The 150 Person Rule and How It Affects Engagement

Renowned evolutionary psychologist Robin Dunbar is known for the Dunbar Rule–the notion that human beings can maintain only 150 offline and online relationships. He also claims that since emotional closeness declines by 15% due to lack of regular contact, the intimacy of these affiliations fluctuates over time.

How can we take the lesson of the Dunbar Rule and apply it to our large, faceless government bureaucracies? It is particularly applicable in my agency of 83,000 employees, some of them virtual workers who have never met their colleagues in person.

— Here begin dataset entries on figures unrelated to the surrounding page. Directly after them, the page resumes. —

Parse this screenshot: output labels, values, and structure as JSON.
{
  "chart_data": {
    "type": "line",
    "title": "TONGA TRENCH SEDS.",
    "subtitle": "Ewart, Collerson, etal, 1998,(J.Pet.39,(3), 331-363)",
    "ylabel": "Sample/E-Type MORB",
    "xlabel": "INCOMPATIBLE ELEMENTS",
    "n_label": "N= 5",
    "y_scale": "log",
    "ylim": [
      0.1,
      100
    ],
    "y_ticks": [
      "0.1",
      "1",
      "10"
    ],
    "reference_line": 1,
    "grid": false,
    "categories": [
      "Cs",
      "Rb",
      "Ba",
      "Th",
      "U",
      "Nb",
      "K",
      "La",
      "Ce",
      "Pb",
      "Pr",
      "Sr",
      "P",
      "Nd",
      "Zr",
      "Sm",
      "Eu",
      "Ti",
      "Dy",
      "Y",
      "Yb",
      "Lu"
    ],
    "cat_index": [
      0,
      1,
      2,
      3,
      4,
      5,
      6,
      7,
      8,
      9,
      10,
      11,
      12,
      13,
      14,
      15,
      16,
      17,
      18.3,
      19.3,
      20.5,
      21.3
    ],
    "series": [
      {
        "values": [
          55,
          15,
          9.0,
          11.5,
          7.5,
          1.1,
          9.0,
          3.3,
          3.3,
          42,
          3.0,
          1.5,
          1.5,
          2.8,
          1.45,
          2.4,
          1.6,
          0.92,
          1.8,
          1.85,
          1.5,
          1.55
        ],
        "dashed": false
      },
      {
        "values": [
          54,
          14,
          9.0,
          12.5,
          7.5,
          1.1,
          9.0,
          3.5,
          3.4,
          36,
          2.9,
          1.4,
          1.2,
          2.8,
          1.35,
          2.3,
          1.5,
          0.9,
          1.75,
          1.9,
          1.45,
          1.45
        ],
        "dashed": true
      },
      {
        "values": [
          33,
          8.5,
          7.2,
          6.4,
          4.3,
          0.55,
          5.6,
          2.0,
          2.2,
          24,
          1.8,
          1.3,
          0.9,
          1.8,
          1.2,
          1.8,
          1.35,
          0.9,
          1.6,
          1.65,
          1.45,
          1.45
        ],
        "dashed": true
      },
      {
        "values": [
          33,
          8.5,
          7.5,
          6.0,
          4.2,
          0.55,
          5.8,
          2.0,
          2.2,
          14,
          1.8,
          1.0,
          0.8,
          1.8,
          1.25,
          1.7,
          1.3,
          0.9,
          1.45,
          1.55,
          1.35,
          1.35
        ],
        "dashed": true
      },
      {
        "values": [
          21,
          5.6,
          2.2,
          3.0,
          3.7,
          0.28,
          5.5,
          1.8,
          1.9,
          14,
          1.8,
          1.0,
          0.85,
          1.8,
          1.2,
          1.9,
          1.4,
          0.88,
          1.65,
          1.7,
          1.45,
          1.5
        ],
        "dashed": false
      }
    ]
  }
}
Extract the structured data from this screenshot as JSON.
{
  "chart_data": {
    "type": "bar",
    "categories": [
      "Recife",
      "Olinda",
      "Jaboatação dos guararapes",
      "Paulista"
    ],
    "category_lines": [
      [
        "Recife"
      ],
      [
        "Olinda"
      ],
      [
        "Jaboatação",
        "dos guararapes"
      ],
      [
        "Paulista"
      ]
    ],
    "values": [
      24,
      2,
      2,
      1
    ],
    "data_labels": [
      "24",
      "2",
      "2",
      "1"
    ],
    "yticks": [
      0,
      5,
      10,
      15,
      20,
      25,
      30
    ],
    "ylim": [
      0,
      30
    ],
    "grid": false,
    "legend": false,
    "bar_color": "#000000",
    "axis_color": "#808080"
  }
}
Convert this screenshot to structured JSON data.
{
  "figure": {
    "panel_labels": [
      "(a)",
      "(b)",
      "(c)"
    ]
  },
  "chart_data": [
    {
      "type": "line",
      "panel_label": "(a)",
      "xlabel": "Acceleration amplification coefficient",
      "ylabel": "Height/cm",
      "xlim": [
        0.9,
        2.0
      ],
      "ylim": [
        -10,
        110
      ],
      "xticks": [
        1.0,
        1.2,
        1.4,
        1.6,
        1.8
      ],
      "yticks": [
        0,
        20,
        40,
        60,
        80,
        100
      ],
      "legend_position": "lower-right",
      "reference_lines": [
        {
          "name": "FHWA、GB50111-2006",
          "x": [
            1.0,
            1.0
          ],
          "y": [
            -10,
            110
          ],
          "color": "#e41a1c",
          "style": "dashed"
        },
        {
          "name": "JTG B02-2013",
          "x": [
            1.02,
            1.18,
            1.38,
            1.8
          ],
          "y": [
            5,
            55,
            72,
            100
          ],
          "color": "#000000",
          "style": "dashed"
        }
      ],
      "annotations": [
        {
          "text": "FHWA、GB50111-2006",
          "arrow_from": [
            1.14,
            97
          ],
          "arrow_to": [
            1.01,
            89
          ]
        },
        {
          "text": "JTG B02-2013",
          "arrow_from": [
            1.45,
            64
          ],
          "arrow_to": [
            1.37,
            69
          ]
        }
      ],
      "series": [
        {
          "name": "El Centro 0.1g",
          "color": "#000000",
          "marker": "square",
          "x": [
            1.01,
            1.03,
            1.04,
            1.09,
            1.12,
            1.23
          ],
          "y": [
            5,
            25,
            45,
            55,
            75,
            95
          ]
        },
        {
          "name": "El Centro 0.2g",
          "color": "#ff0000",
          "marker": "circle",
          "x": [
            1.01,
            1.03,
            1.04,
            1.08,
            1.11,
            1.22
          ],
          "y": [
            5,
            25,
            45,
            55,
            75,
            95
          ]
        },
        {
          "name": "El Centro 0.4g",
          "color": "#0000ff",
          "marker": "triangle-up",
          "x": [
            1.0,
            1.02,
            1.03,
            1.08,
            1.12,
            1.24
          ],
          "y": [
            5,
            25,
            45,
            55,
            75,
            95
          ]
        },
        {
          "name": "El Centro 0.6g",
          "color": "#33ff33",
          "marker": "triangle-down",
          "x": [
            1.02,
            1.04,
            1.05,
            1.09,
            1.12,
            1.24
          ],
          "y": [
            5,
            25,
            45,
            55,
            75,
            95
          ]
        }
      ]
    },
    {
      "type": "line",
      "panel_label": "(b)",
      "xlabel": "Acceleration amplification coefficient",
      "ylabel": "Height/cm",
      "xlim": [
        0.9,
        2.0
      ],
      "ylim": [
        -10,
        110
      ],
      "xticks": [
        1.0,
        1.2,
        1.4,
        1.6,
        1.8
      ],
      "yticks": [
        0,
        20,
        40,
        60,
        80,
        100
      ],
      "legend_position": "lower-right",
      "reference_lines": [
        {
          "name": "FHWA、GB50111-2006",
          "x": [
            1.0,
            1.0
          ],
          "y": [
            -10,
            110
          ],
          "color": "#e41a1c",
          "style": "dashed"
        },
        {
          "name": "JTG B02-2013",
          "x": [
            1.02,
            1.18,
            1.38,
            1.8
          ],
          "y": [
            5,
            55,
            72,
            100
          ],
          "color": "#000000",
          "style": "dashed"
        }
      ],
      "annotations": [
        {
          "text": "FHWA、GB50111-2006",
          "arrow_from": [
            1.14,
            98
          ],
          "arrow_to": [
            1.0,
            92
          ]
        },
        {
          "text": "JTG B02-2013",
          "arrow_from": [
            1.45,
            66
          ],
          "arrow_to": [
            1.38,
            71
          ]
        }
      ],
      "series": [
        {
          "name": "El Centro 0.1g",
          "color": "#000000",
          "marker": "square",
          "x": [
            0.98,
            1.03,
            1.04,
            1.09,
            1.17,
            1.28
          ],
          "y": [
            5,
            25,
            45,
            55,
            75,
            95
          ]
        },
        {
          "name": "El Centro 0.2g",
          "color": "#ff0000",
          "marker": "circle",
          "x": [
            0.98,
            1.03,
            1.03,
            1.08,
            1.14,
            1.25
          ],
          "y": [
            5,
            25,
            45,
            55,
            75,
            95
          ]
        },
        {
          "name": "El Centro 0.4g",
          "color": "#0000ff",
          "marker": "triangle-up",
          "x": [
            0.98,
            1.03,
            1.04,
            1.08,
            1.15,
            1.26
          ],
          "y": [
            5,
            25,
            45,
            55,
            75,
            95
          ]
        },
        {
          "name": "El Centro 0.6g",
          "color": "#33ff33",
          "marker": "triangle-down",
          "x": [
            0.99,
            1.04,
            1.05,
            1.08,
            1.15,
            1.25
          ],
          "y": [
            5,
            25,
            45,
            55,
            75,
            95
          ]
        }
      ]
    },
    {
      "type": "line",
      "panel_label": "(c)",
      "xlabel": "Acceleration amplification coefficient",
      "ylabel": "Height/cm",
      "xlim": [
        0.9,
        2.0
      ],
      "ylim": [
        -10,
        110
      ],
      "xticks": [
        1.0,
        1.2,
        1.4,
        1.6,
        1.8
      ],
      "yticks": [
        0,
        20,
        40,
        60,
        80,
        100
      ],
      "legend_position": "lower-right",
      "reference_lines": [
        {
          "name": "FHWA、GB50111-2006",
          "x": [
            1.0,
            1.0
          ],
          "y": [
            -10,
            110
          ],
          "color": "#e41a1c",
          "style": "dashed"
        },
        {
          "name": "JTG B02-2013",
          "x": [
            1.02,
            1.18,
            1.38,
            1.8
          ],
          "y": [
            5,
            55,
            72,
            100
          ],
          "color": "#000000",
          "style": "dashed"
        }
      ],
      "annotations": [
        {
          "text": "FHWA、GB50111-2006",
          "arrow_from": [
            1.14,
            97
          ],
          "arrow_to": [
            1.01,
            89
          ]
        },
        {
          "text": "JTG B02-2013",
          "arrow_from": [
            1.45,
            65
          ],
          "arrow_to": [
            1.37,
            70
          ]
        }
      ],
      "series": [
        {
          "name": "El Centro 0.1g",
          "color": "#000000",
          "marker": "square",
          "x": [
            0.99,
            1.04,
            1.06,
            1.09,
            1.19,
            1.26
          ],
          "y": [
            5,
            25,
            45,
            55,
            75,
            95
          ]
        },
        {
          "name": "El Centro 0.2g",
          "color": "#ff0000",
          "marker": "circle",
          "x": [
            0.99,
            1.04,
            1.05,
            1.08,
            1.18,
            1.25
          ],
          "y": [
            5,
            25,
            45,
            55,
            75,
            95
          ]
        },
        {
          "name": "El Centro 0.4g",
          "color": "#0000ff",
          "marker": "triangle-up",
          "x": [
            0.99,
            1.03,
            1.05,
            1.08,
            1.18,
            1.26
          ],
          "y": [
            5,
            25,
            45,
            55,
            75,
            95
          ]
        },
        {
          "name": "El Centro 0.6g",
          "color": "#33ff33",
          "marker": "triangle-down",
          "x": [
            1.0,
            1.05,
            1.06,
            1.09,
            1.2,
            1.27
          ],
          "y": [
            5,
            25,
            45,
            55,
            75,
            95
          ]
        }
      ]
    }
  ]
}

I think the message of the Dunbar Rule is smaller is better, particularly when it comes to engagement. As engagement expert David Bator points out, once an organization grows beyond 150 people, it takes more energy and effort to make sure it stays connected. At that size, a leader no longer has the luxury of stopping by each cubicle every morning or organizing All Hands Meetings to monitor the heartbeat of their organization. Essentially after employee #151, leaders start to lose their grip on an organization.

I think this is where engagement surveys come into the picture. I don’t mean the torturous Federal Employee Viewpoint Survey deployed annually by the federal government that results in little more than data dumps of impotent information that rarely transforms engagement levels.

I am talking about what Dave Weisbeck of Visier recommends as a replacement for annual engagement surveys in the form of pulse surveys. Quick-hitting, more frequent assessments that give real-time feedback in smaller more manageable quantities geared toward targeted results.

Don’t make the mistake that more social media or information technology options will keep employees more engaged and connected to each other. I think that ship has already sailed as we all drown in a high tech/low touch electronic world.

For this model to work, an organization has to have top-notch front-line leaders. These infantry soldiers know most of what is going on in the organization and reside close to the heart and soul of the operation.

The online shoe and clothing company Zappos understands the Dunbar Rule and its effect on engagement. At this innovative workplace, 400 circles, the equivalent of teams, guide engagement by: (1) creating rules for workplace interaction; (2) monitoring the quality of work; (3) deciding how people are held accountable and (4) determining distribution of tasks. No longer are senior leaders needed to get into the weeds. Micro-management goes out the back door and engagement enters the front door.

When it comes to engagement, bigger is not better. Bigger just means you are more likely to be disengaged. That is a terrible feeling no matter how many people are in your network.